Ardraos et Rémy Bricka : même combat ? Un euphémisme tant le multi-instrumentiste s’apparente avec SÜHNOPFER à un véritable homme-orchestre. Préposé à l’ensemble des instruments, le bourbonnais fait une fois de plus des merveilles sur ce troisième album inspiré par la scène suédoise du milieu des années 90, DISSECTION et SACRAMENTUM en tête de gondole. Il partage d'ailleurs avec ces formations historiques le sens inné du riff froid et précis qui claque tel le blizzard sur les joues rougies ainsi qu’un attrait immodéré pour les mélodies épiques.
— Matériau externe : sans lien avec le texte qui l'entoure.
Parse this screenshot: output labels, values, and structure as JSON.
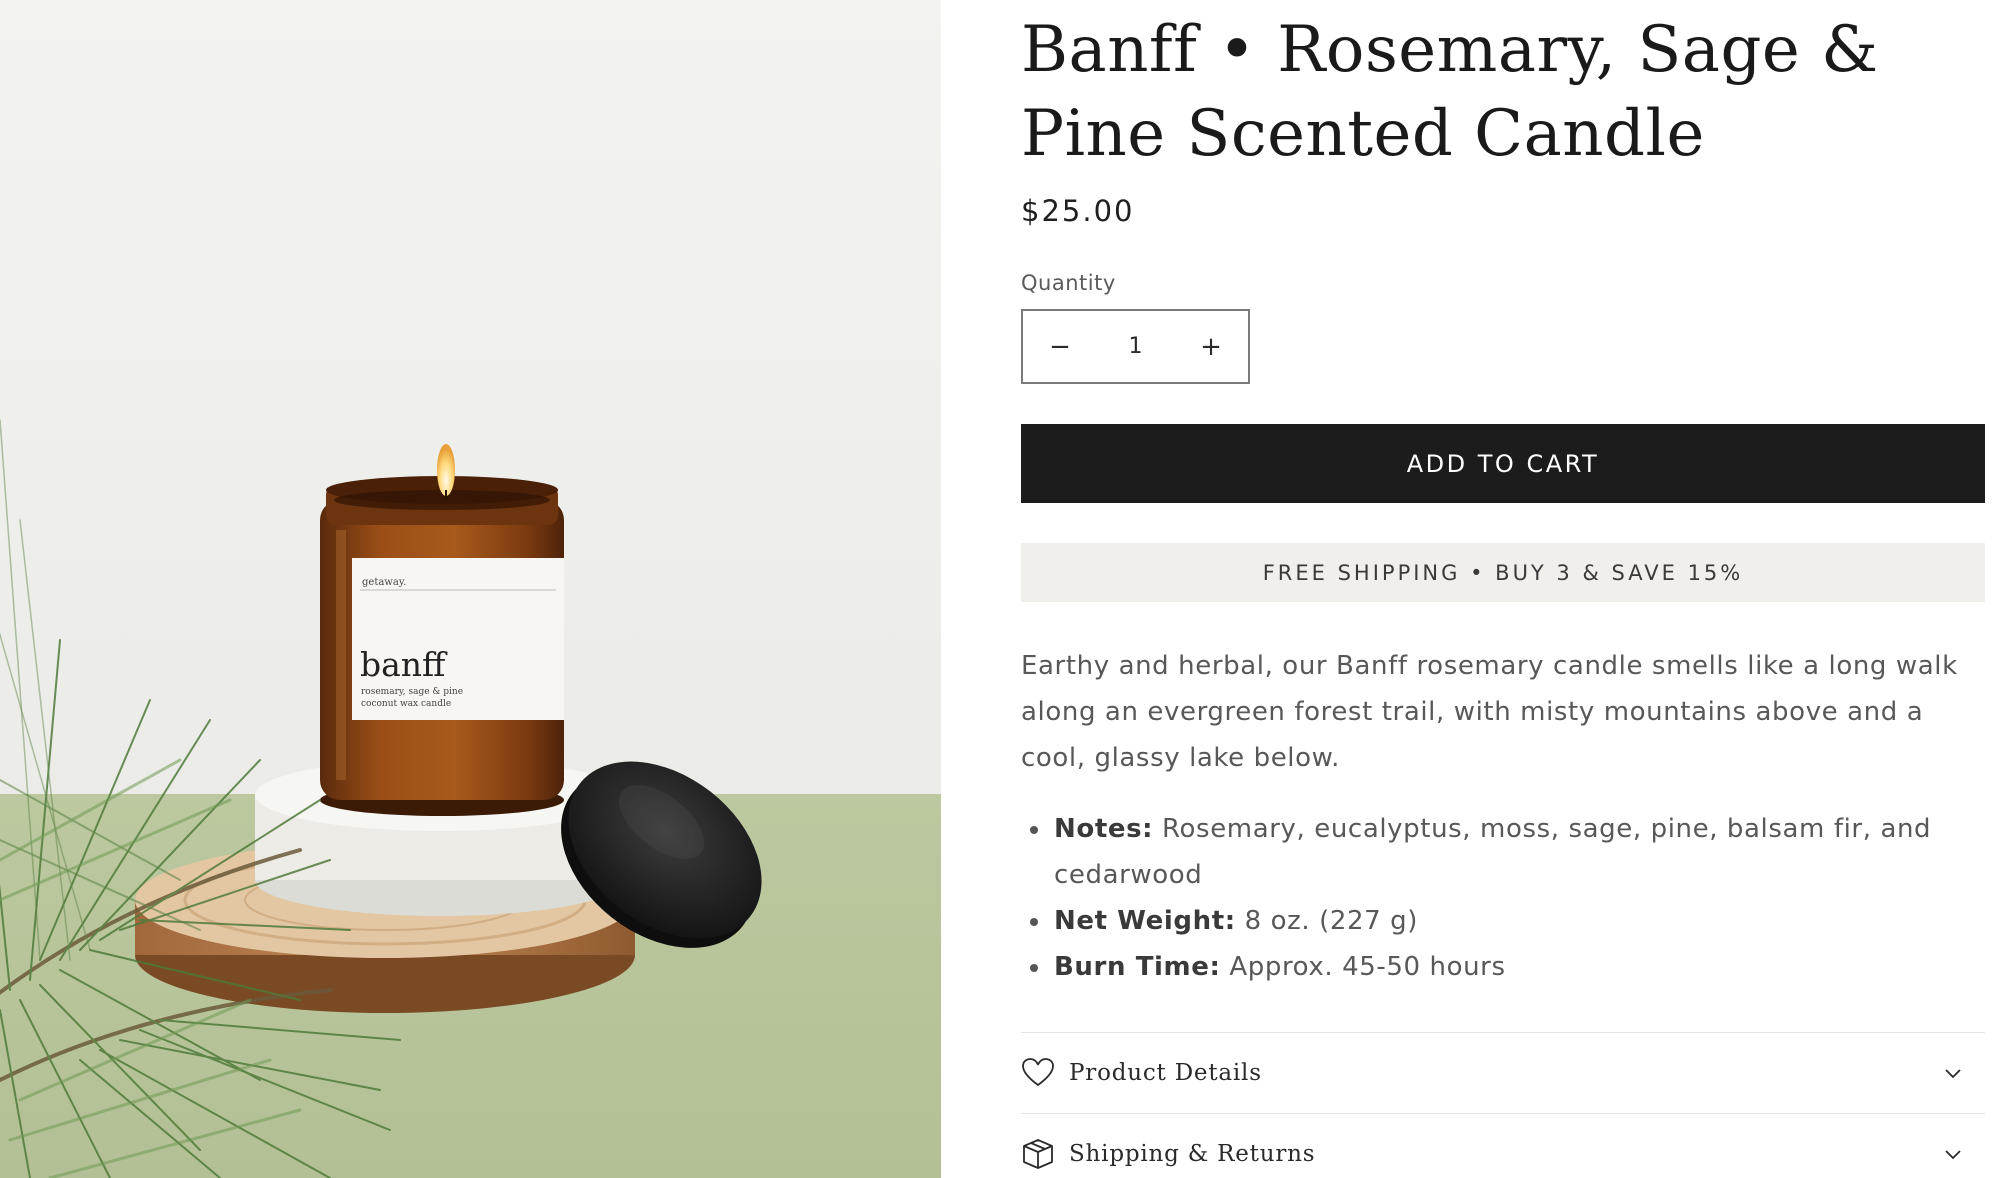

Il ne faut qu'une poignée de secondes pour s'en rendre compte sur "Pénitences et Sorcelages" qui ouvre ici les hostilités. Un démarrage rageur sur lequel Ardraos endosse tous les rôles avec une facilité déconcertante : batteur-bûcheron aux abois, sectionneur rythmique de haute volée, vocaliste habité par son rôle. Et le plus fort c’est qu’il tient le rythme sur plus de cinquante minutes en façonnant des montagnes russes rythmiques envoûtantes : impossible de résister au charme d’un autre temps de ces embardées riches en émotions. Mais c'est certainement sur "L’Hoirie de Mes Ancêstres", épopée médiévale de plus de dix minutes que SÜHNOPFER sort le grand jeu en proposant un véritable tour de force avec du trémolo à la fois dans les riffs et dans la voix. Voilà un très grand et long morceau qui marie l'authenticité vengeresse du black traditionnel et l'élégance obscure propre à certains de ses compatriotes.
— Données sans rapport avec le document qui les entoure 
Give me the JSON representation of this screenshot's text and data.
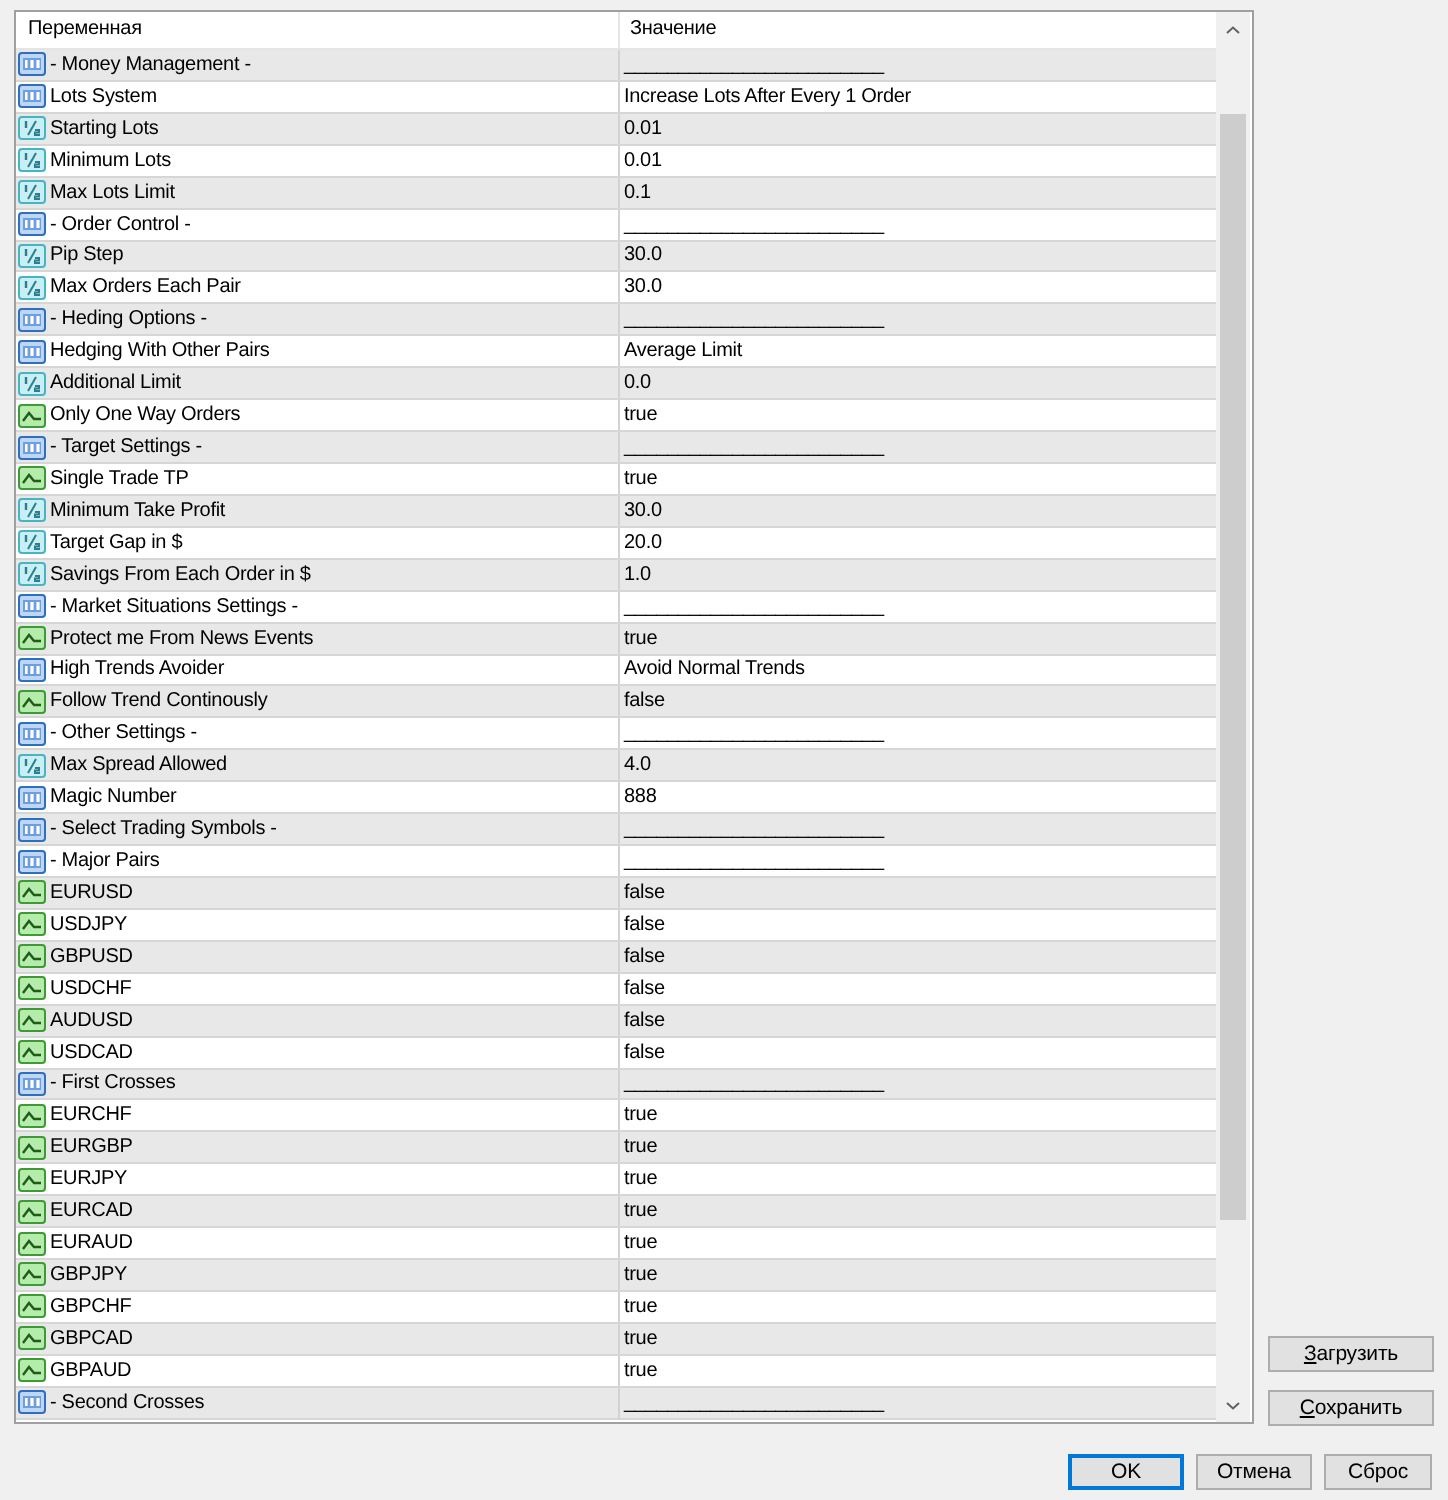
{
  "table": {
    "columns": [
      "Переменная",
      "Значение"
    ],
    "rows": [
      {
        "name": "- Money Management -",
        "value": "________________________",
        "kind": "int"
      },
      {
        "name": "Lots System",
        "value": "Increase Lots After Every 1 Order",
        "kind": "int"
      },
      {
        "name": "Starting Lots",
        "value": "0.01",
        "kind": "double"
      },
      {
        "name": "Minimum Lots",
        "value": "0.01",
        "kind": "double"
      },
      {
        "name": "Max Lots Limit",
        "value": "0.1",
        "kind": "double"
      },
      {
        "name": "- Order Control -",
        "value": "________________________",
        "kind": "int"
      },
      {
        "name": "Pip Step",
        "value": "30.0",
        "kind": "double"
      },
      {
        "name": "Max Orders Each Pair",
        "value": "30.0",
        "kind": "double"
      },
      {
        "name": "- Heding Options -",
        "value": "________________________",
        "kind": "int"
      },
      {
        "name": "Hedging With Other Pairs",
        "value": "Average Limit",
        "kind": "int"
      },
      {
        "name": "Additional Limit",
        "value": "0.0",
        "kind": "double"
      },
      {
        "name": "Only One Way Orders",
        "value": "true",
        "kind": "bool"
      },
      {
        "name": "- Target Settings -",
        "value": "________________________",
        "kind": "int"
      },
      {
        "name": "Single Trade TP",
        "value": "true",
        "kind": "bool"
      },
      {
        "name": "Minimum Take Profit",
        "value": "30.0",
        "kind": "double"
      },
      {
        "name": "Target Gap in $",
        "value": "20.0",
        "kind": "double"
      },
      {
        "name": "Savings From Each Order in $",
        "value": "1.0",
        "kind": "double"
      },
      {
        "name": "- Market Situations Settings -",
        "value": "________________________",
        "kind": "int"
      },
      {
        "name": "Protect me From News Events",
        "value": "true",
        "kind": "bool"
      },
      {
        "name": "High Trends Avoider",
        "value": "Avoid Normal Trends",
        "kind": "int"
      },
      {
        "name": "Follow Trend Continously",
        "value": "false",
        "kind": "bool"
      },
      {
        "name": "- Other Settings -",
        "value": "________________________",
        "kind": "int"
      },
      {
        "name": "Max Spread Allowed",
        "value": "4.0",
        "kind": "double"
      },
      {
        "name": "Magic Number",
        "value": "888",
        "kind": "int"
      },
      {
        "name": "- Select Trading Symbols -",
        "value": "________________________",
        "kind": "int"
      },
      {
        "name": "- Major Pairs",
        "value": "________________________",
        "kind": "int"
      },
      {
        "name": "EURUSD",
        "value": "false",
        "kind": "bool"
      },
      {
        "name": "USDJPY",
        "value": "false",
        "kind": "bool"
      },
      {
        "name": "GBPUSD",
        "value": "false",
        "kind": "bool"
      },
      {
        "name": "USDCHF",
        "value": "false",
        "kind": "bool"
      },
      {
        "name": "AUDUSD",
        "value": "false",
        "kind": "bool"
      },
      {
        "name": "USDCAD",
        "value": "false",
        "kind": "bool"
      },
      {
        "name": "- First Crosses",
        "value": "________________________",
        "kind": "int"
      },
      {
        "name": "EURCHF",
        "value": "true",
        "kind": "bool"
      },
      {
        "name": "EURGBP",
        "value": "true",
        "kind": "bool"
      },
      {
        "name": "EURJPY",
        "value": "true",
        "kind": "bool"
      },
      {
        "name": "EURCAD",
        "value": "true",
        "kind": "bool"
      },
      {
        "name": "EURAUD",
        "value": "true",
        "kind": "bool"
      },
      {
        "name": "GBPJPY",
        "value": "true",
        "kind": "bool"
      },
      {
        "name": "GBPCHF",
        "value": "true",
        "kind": "bool"
      },
      {
        "name": "GBPCAD",
        "value": "true",
        "kind": "bool"
      },
      {
        "name": "GBPAUD",
        "value": "true",
        "kind": "bool"
      },
      {
        "name": "- Second Crosses",
        "value": "________________________",
        "kind": "int"
      }
    ]
  },
  "side_buttons": [
    {
      "label": "Загрузить",
      "mnemonic_underlined": true
    },
    {
      "label": "Сохранить",
      "mnemonic_underlined": true
    }
  ],
  "dialog_buttons": [
    {
      "label": "OK",
      "default": true
    },
    {
      "label": "Отмена",
      "default": false
    },
    {
      "label": "Сброс",
      "default": false
    }
  ]
}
A l'image de cette pochette ténébreuse qui jongle entre le clair et l'obscur, ce nouvel album se savoure aussi bien dans les moments fougueux, appuyés par une exécution exemplaire de précision, que dans les parties plus nuancées où la section rythmique se joue des codes avec un certain doigté. L'affaire est ici entendue : SÜHNOPFER monte encore d'un cran dans la hiérarchie métallique, aidé dans sa quête par une production qui souligne l'excellence de son propos. Dépassant le simple exercice de style pour s'approprier des ambiances toujours plus travaillées, « Hic Regnant Borbonii Manes » porte dans ses gènes la marque de fabrique du groupe : des émotions livrées à fleur de peau, une force brute et nostalgique qui terrasse autant qu'elle subjugue.